When I was a college freshman at Georgetown University, where most students are Catholic, my "Introduction to Psychology" professor, Fr. Juan B. Cortés, a Jesuit, asked the class the first time we met to think of the name of a hero. He called on several students, whose answers varied ... but no one named Jesus. This fact Fr. Cortés commented on at some length, for the point of the exercise was exactly that something in the modern psyche, as it has developed, misses that Christ could conceivably be the Hero among Heroes.

That was in 1965. Twelve years later, the first Star Wars movie came out. I never made any connection then between the Force and the Gospel message.
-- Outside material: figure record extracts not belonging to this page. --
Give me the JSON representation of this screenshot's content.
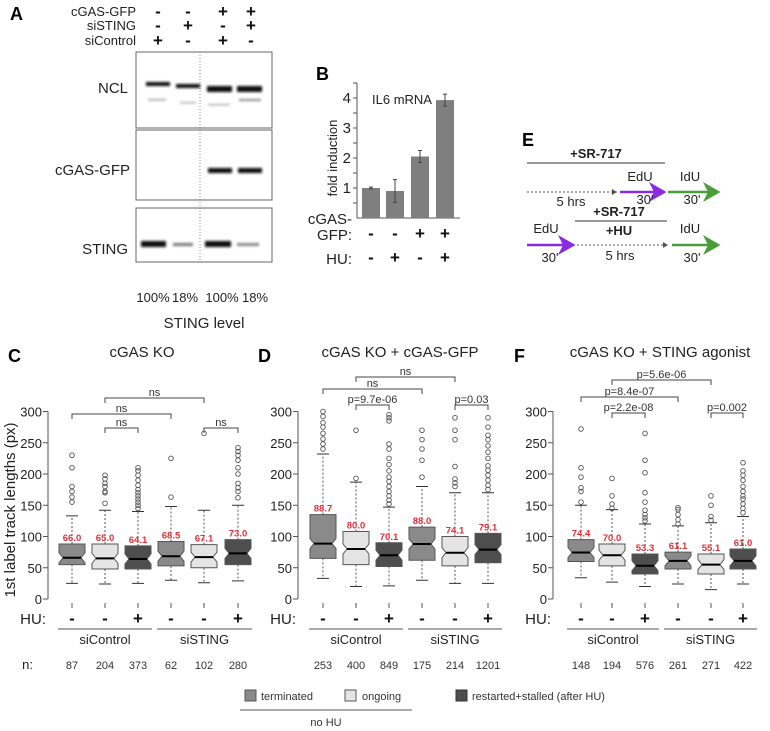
{
  "panel_letters": {
    "A": "A",
    "B": "B",
    "C": "C",
    "D": "D",
    "E": "E",
    "F": "F"
  },
  "colors": {
    "terminated": "#8a8a8a",
    "ongoing": "#e4e4e4",
    "restarted": "#4e4e4e",
    "edu": "#8a2be2",
    "idu": "#4a9e3a",
    "median_label": "#e0303a",
    "bar": "#7f7f7f"
  },
  "panel_a": {
    "row_labels": [
      "cGAS-GFP",
      "siSTING",
      "siControl"
    ],
    "rows": [
      [
        "-",
        "-",
        "+",
        "+"
      ],
      [
        "-",
        "+",
        "-",
        "+"
      ],
      [
        "+",
        "-",
        "+",
        "-"
      ]
    ],
    "blots": [
      "NCL",
      "cGAS-GFP",
      "STING"
    ],
    "sting_levels": [
      "100%",
      "18%",
      "100%",
      "18%"
    ],
    "sting_level_title": "STING level"
  },
  "panel_e": {
    "top": {
      "treatment": "+SR-717",
      "pulse1": "EdU",
      "pulse2": "IdU",
      "t0": "5 hrs",
      "t1": "30'",
      "t2": "30'"
    },
    "bottom": {
      "treatment1": "+SR-717",
      "treatment2": "+HU",
      "pulse1": "EdU",
      "pulse2": "IdU",
      "t1": "30'",
      "t0": "5 hrs",
      "t2": "30'"
    }
  },
  "legend": {
    "terminated": "terminated",
    "ongoing": "ongoing",
    "restarted": "restarted+stalled (after HU)",
    "no_hu": "no HU"
  },
  "chart_data": [
    {
      "id": "B",
      "type": "bar",
      "title": "IL6 mRNA",
      "ylabel": "fold induction",
      "ylim": [
        0,
        4.5
      ],
      "yticks": [
        1,
        2,
        3,
        4
      ],
      "row_labels": [
        "cGAS-",
        "GFP:",
        "HU:"
      ],
      "cgas_gfp": [
        "-",
        "-",
        "+",
        "+"
      ],
      "hu": [
        "-",
        "+",
        "-",
        "+"
      ],
      "values": [
        1.0,
        0.9,
        2.05,
        3.93
      ],
      "errors": [
        0.03,
        0.38,
        0.2,
        0.2
      ]
    },
    {
      "id": "C",
      "type": "box",
      "title": "cGAS KO",
      "ylabel": "1st label track lengths (px)",
      "ylim": [
        0,
        300
      ],
      "yticks": [
        0,
        50,
        100,
        150,
        200,
        250,
        300
      ],
      "hu_label": "HU:",
      "n_label": "n:",
      "hu": [
        "-",
        "-",
        "+",
        "-",
        "-",
        "+"
      ],
      "groups": [
        "siControl",
        "siSTING"
      ],
      "n": [
        "87",
        "204",
        "373",
        "62",
        "102",
        "280"
      ],
      "types": [
        "terminated",
        "ongoing",
        "restarted",
        "terminated",
        "ongoing",
        "restarted"
      ],
      "boxes": [
        {
          "median": 66.0,
          "median_label": "66.0",
          "q1": 55,
          "q3": 88,
          "lo": 25,
          "hi": 133,
          "outliers": [
            155,
            163,
            172,
            180,
            210,
            230
          ]
        },
        {
          "median": 65.0,
          "median_label": "65.0",
          "q1": 48,
          "q3": 88,
          "lo": 24,
          "hi": 142,
          "outliers": [
            153,
            170,
            172,
            180,
            185,
            192,
            198
          ]
        },
        {
          "median": 64.1,
          "median_label": "64.1",
          "q1": 48,
          "q3": 85,
          "lo": 25,
          "hi": 140,
          "outliers": [
            145,
            150,
            155,
            160,
            165,
            170,
            175,
            182,
            190,
            198,
            205,
            210
          ]
        },
        {
          "median": 68.5,
          "median_label": "68.5",
          "q1": 53,
          "q3": 92,
          "lo": 30,
          "hi": 148,
          "outliers": [
            163,
            225
          ]
        },
        {
          "median": 67.1,
          "median_label": "67.1",
          "q1": 50,
          "q3": 87,
          "lo": 26,
          "hi": 142,
          "outliers": [
            265
          ]
        },
        {
          "median": 73.0,
          "median_label": "73.0",
          "q1": 55,
          "q3": 95,
          "lo": 29,
          "hi": 150,
          "outliers": [
            162,
            172,
            178,
            185,
            200,
            210,
            222,
            230,
            236,
            242
          ]
        }
      ],
      "brackets": [
        {
          "from": 2,
          "to": 3,
          "label": "ns"
        },
        {
          "from": 5,
          "to": 6,
          "label": "ns"
        },
        {
          "from": 1,
          "to": 4,
          "label": "ns"
        },
        {
          "from": 2,
          "to": 5,
          "label": "ns"
        }
      ]
    },
    {
      "id": "D",
      "type": "box",
      "title": "cGAS KO + cGAS-GFP",
      "ylim": [
        0,
        300
      ],
      "yticks": [
        0,
        50,
        100,
        150,
        200,
        250,
        300
      ],
      "hu_label": "HU:",
      "hu": [
        "-",
        "-",
        "+",
        "-",
        "-",
        "+"
      ],
      "groups": [
        "siControl",
        "siSTING"
      ],
      "n": [
        "253",
        "400",
        "849",
        "175",
        "214",
        "1201"
      ],
      "types": [
        "terminated",
        "ongoing",
        "restarted",
        "terminated",
        "ongoing",
        "restarted"
      ],
      "boxes": [
        {
          "median": 88.7,
          "median_label": "88.7",
          "q1": 65,
          "q3": 135,
          "lo": 33,
          "hi": 232,
          "outliers": [
            240,
            248,
            256,
            265,
            275,
            282,
            292,
            300
          ]
        },
        {
          "median": 80.0,
          "median_label": "80.0",
          "q1": 55,
          "q3": 108,
          "lo": 20,
          "hi": 187,
          "outliers": [
            193,
            270
          ]
        },
        {
          "median": 70.1,
          "median_label": "70.1",
          "q1": 52,
          "q3": 90,
          "lo": 21,
          "hi": 147,
          "outliers": [
            152,
            158,
            165,
            172,
            180,
            188,
            195,
            205,
            215,
            225,
            240,
            248,
            285,
            290,
            295
          ]
        },
        {
          "median": 88.0,
          "median_label": "88.0",
          "q1": 62,
          "q3": 115,
          "lo": 30,
          "hi": 180,
          "outliers": [
            195,
            222,
            240,
            255,
            270
          ]
        },
        {
          "median": 74.1,
          "median_label": "74.1",
          "q1": 53,
          "q3": 100,
          "lo": 25,
          "hi": 170,
          "outliers": [
            180,
            186,
            192,
            212,
            255,
            270,
            290
          ]
        },
        {
          "median": 79.1,
          "median_label": "79.1",
          "q1": 58,
          "q3": 105,
          "lo": 25,
          "hi": 170,
          "outliers": [
            175,
            182,
            190,
            198,
            206,
            213,
            225,
            235,
            245,
            255,
            262,
            275,
            290
          ]
        }
      ],
      "brackets": [
        {
          "from": 2,
          "to": 3,
          "label": "p=9.7e-06"
        },
        {
          "from": 5,
          "to": 6,
          "label": "p=0.03"
        },
        {
          "from": 1,
          "to": 4,
          "label": "ns"
        },
        {
          "from": 2,
          "to": 5,
          "label": "ns"
        }
      ]
    },
    {
      "id": "F",
      "type": "box",
      "title": "cGAS KO + STING agonist",
      "ylim": [
        0,
        300
      ],
      "yticks": [
        0,
        50,
        100,
        150,
        200,
        250,
        300
      ],
      "hu_label": "HU:",
      "hu": [
        "-",
        "-",
        "+",
        "-",
        "-",
        "+"
      ],
      "groups": [
        "siControl",
        "siSTING"
      ],
      "n": [
        "148",
        "194",
        "576",
        "261",
        "271",
        "422"
      ],
      "types": [
        "terminated",
        "ongoing",
        "restarted",
        "terminated",
        "ongoing",
        "restarted"
      ],
      "boxes": [
        {
          "median": 74.4,
          "median_label": "74.4",
          "q1": 60,
          "q3": 95,
          "lo": 34,
          "hi": 150,
          "outliers": [
            155,
            172,
            178,
            195,
            210,
            272
          ]
        },
        {
          "median": 70.0,
          "median_label": "70.0",
          "q1": 53,
          "q3": 88,
          "lo": 27,
          "hi": 143,
          "outliers": [
            145,
            152,
            165,
            193
          ]
        },
        {
          "median": 53.3,
          "median_label": "53.3",
          "q1": 40,
          "q3": 72,
          "lo": 20,
          "hi": 120,
          "outliers": [
            125,
            130,
            135,
            142,
            155,
            170,
            202,
            222,
            265
          ]
        },
        {
          "median": 61.1,
          "median_label": "61.1",
          "q1": 48,
          "q3": 75,
          "lo": 24,
          "hi": 117,
          "outliers": [
            120,
            127,
            135,
            143,
            146
          ]
        },
        {
          "median": 55.1,
          "median_label": "55.1",
          "q1": 40,
          "q3": 72,
          "lo": 15,
          "hi": 122,
          "outliers": [
            126,
            132,
            150,
            165
          ]
        },
        {
          "median": 61.0,
          "median_label": "61.0",
          "q1": 48,
          "q3": 80,
          "lo": 24,
          "hi": 132,
          "outliers": [
            138,
            145,
            152,
            160,
            165,
            172,
            180,
            190,
            198,
            205,
            218
          ]
        }
      ],
      "brackets": [
        {
          "from": 2,
          "to": 3,
          "label": "p=2.2e-08"
        },
        {
          "from": 5,
          "to": 6,
          "label": "p=0.002"
        },
        {
          "from": 1,
          "to": 4,
          "label": "p=8.4e-07"
        },
        {
          "from": 2,
          "to": 5,
          "label": "p=5.6e-06"
        }
      ]
    }
  ]
}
Some ten years after that, my life took a turn, and for the first time I got religious. At about the same time, I imbibed Joseph Campbell's PBS series, The Power of Myth, with Bill Moyers. Many of the points I've just made about heroism and the Force came to me courtesy of the late myth guru, Campbell. But Campbell identified Jesus with the Buddha — also a hero, yes, but the Buddha-Jesus link obscured (at least for me) Rolheiser's point about the cross.

To wit, it is the paradigm of all heroism.